Oscar-winning actresses Dame Judi Dench and Dame Helen Mirren are to give an insight into William Shakespeare’s enduring legacy as part of a documentary celebrating his first published works.
Shakespeare: Rise Of A Genius features the two Royal Shakespeare Company (RSC) performers, who have played various roles in the Bard’s plays, including Lady Macbeth, and is part of a BBC season on the playwright that begins next month.
This year marks the 400th anniversary of the first printed edition of Shakespeare’s collection of plays, commonly referred to by modern scholars as the First Folio, which is believed to date from 1623.
Dame Judi, who won her Academy Award for her role as Elizabeth I in 1998 film Shakespeare In Love, said: “His (Shakespeare’s) understanding of everything – of love, of anger, of jealousy, of rage, melancholy – who did it better? Who has ever done it better? I wish I’d met him, oh, I wish I’d met him.”
Succession star Brian Cox, Hustle actor Adrian Lester and Sherlock’s Martin Freeman also appear, with Truly, Madly, Deeply actress Juliet Stevenson providing narration.
BBC Four will also reshow archive performances throughout October, with newly filmed introductory segments from those associated with them.
They include David Tennant speaking about Hamlet, former National Theatre artistic director Sir Richard Eyre discussing King Lear, Dame Helen on As You Like It, Hugh Quarshie on Othello, and Sir Simon Russell Beale talking about his BBC series The Hollow Crown.
A re-broadcast of All Is True, about Shakespeare’s relationship with his wife, starring Dame Judi and Kenneth Branagh, will be introduced by a clip featuring actor Sir Ian McKellen, who played the Earl of Southampton.
A new performance of Hamlet, filmed at the Bristol Old Vic, and starring On Chesil Beach actor Billy Howle in the title role, will also be shown on BBC Four.
EastEnders actress and Strictly Come Dancing winner Rose Ayling-Ellis will perform the playwright’s poems in Shakespeare’s Sonnets, A Modern Love Story, along with other stars.
“His work was almost lost to history and, without the First Folio being published in 1623, 18 of his greatest plays would have been lost forever.
“We would have none of those immortal characters such as Cleopatra and Marc Anthony, Macbeth or Malvolio, Prospero and Ariel.

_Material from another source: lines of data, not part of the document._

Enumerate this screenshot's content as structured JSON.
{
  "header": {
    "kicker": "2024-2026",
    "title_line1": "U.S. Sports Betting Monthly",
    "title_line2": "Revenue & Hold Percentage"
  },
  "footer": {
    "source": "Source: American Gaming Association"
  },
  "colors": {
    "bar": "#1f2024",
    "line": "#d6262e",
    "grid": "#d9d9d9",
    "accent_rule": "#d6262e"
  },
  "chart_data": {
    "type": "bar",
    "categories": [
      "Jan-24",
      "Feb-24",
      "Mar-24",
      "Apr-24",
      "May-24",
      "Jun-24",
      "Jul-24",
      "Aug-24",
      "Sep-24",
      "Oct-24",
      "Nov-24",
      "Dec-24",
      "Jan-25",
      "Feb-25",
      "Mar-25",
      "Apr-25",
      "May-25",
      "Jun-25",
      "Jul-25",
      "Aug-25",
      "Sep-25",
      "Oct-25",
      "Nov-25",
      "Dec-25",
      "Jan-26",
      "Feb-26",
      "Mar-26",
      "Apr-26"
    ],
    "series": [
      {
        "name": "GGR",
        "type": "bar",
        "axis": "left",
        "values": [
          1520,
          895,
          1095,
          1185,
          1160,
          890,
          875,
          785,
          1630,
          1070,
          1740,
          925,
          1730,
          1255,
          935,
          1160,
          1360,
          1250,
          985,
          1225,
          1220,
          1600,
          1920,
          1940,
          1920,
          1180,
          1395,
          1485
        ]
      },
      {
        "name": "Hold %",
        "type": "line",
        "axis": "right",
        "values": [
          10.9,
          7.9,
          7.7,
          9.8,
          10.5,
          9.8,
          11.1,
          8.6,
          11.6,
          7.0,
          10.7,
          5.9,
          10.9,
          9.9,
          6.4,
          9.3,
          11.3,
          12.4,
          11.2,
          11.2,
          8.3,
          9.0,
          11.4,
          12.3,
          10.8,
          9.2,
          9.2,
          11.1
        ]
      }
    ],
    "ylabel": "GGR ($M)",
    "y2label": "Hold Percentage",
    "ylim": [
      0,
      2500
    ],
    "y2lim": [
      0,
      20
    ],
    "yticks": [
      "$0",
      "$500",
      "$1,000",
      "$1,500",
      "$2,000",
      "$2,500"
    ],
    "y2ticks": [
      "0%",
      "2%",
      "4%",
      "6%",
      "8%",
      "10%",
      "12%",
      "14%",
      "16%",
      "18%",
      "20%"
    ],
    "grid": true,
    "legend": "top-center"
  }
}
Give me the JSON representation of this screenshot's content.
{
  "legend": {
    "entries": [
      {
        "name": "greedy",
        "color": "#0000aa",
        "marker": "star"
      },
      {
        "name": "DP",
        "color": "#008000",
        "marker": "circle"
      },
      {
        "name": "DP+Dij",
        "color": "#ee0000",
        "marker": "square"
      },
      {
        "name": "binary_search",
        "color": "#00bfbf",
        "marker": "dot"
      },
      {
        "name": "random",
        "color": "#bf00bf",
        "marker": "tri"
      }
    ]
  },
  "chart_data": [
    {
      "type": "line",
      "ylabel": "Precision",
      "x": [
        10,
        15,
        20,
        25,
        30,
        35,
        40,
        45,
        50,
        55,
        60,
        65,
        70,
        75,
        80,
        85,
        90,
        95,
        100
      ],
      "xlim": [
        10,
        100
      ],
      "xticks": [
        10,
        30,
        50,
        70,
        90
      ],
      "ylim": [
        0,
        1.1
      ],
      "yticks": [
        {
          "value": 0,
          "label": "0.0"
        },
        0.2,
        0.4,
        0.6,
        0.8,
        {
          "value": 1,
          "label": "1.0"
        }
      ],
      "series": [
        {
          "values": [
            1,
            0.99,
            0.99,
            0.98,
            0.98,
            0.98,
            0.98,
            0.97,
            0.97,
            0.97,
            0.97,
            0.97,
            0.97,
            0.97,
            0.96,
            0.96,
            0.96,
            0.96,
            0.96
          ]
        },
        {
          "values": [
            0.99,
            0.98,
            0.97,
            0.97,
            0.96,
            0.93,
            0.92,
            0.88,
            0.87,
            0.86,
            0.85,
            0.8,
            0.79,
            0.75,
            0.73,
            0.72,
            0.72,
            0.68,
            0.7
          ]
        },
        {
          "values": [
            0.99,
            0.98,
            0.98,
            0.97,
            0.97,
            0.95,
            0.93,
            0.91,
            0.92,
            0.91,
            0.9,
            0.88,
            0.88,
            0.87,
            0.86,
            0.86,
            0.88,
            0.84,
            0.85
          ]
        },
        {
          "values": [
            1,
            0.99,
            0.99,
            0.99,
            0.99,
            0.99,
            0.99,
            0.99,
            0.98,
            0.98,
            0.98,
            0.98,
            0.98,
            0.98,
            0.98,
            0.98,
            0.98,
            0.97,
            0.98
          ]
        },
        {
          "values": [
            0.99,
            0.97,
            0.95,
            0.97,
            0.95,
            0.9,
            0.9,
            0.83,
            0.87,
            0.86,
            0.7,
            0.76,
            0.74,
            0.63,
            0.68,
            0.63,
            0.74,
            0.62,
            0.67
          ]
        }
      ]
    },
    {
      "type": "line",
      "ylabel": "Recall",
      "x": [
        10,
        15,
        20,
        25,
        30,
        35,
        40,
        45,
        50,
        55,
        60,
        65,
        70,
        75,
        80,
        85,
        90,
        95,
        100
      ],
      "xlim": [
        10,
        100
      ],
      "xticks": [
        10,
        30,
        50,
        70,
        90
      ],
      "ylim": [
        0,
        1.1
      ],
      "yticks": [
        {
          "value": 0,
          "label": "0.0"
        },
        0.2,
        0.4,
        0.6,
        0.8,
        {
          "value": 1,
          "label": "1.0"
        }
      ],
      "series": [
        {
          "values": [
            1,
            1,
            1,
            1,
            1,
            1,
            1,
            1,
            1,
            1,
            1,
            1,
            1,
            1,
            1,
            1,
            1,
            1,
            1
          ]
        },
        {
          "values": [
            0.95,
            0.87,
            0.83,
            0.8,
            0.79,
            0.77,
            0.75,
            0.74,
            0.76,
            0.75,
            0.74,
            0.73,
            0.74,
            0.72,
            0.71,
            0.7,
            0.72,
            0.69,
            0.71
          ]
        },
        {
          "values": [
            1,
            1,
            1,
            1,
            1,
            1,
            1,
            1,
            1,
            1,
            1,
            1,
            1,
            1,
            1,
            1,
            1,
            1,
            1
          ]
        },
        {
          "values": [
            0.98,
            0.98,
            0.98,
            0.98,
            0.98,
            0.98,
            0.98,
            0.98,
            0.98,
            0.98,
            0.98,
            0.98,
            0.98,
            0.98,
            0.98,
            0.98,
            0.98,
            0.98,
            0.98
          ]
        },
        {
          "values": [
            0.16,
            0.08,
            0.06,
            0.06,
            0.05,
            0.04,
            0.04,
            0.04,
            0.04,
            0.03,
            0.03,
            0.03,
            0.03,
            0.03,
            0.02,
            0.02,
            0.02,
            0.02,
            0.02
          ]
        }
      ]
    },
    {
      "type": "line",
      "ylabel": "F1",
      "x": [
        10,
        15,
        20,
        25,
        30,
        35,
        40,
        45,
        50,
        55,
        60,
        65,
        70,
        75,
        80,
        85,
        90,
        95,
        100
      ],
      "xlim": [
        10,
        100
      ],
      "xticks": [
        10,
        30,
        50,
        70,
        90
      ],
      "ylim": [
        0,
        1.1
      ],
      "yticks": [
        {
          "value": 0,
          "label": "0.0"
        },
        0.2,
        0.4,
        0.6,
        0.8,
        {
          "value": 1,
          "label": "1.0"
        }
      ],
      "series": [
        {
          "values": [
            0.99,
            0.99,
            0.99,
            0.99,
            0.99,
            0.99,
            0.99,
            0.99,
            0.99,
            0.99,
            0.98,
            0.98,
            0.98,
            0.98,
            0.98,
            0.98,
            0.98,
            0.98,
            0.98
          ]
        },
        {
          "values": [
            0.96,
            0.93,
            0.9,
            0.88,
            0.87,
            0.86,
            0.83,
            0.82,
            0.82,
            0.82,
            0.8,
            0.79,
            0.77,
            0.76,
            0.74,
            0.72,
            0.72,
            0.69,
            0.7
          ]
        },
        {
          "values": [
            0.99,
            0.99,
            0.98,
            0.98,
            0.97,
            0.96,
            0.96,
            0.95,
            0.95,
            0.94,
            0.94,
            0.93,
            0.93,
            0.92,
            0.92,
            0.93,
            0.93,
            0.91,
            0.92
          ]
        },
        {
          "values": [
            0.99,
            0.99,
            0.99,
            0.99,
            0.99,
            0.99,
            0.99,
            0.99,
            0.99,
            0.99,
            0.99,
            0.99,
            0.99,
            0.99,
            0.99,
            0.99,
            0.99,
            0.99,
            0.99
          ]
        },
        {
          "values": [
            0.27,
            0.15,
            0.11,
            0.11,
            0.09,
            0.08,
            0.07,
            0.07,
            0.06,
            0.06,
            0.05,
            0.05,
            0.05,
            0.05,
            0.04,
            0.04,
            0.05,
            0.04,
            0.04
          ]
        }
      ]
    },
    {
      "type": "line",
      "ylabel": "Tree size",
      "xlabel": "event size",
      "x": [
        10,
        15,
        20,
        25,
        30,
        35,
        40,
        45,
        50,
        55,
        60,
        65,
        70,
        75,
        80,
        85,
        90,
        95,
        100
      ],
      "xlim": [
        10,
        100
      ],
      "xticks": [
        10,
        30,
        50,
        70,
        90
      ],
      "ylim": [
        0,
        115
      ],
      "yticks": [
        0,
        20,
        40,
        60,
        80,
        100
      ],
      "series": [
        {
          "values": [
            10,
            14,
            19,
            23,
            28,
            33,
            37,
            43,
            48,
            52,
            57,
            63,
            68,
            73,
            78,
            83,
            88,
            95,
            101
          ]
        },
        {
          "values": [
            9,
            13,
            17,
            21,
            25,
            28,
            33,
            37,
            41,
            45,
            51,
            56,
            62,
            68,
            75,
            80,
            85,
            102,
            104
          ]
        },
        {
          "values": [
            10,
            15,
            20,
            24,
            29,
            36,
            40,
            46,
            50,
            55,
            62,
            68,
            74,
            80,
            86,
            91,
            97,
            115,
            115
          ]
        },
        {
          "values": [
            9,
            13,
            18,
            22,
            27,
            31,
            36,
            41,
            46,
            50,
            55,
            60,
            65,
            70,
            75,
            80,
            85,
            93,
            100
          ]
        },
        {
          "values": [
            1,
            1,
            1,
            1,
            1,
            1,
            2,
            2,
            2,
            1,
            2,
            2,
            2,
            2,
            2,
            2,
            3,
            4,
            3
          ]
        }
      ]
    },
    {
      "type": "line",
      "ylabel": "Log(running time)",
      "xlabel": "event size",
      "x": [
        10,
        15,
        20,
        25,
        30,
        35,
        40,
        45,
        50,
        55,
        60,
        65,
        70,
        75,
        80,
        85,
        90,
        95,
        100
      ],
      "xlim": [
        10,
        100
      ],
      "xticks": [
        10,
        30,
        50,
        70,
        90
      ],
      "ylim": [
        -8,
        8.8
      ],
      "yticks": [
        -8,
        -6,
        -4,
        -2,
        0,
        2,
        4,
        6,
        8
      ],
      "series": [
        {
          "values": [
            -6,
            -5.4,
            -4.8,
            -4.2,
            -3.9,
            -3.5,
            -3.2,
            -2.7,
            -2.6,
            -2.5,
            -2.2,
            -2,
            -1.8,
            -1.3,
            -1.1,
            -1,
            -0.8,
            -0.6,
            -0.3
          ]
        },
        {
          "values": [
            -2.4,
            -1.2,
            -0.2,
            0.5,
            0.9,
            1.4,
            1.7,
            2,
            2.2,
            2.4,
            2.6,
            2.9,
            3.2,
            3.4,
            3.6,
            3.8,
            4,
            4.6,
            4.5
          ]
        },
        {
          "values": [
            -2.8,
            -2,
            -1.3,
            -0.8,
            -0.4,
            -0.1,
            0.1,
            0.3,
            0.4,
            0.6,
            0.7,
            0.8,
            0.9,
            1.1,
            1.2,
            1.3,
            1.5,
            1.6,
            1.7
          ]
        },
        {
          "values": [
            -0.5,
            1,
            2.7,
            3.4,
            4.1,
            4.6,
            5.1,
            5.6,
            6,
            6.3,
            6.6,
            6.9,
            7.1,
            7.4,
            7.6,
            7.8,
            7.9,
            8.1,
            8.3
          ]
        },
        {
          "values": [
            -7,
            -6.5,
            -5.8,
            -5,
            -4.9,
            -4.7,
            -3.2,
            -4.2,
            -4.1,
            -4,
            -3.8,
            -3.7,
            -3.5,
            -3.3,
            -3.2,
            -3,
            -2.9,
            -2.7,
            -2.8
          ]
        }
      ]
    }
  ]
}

“Shakespeare changed the way we talk, the words we use, our films, books, catchphrases and memes, the very way we think – and yet we know very little about him.
“This major new season pieces together the clues from his life and work to reveal the driving forces behind the glover’s son from Stratford-upon-Avon who became the greatest writer that ever lived. ”
There will also be re-broadcasts of Sir Michael Parkinson’s interviews with American actor Orson Welles and Welsh actor Richard Burton, who both had numerous Shakespeare roles.
Sir Michael died in August at the age of 88.
– Shakespeare: Rise Of A Genius will be shown on BBC Two on Wednesday November 8 at 9pm.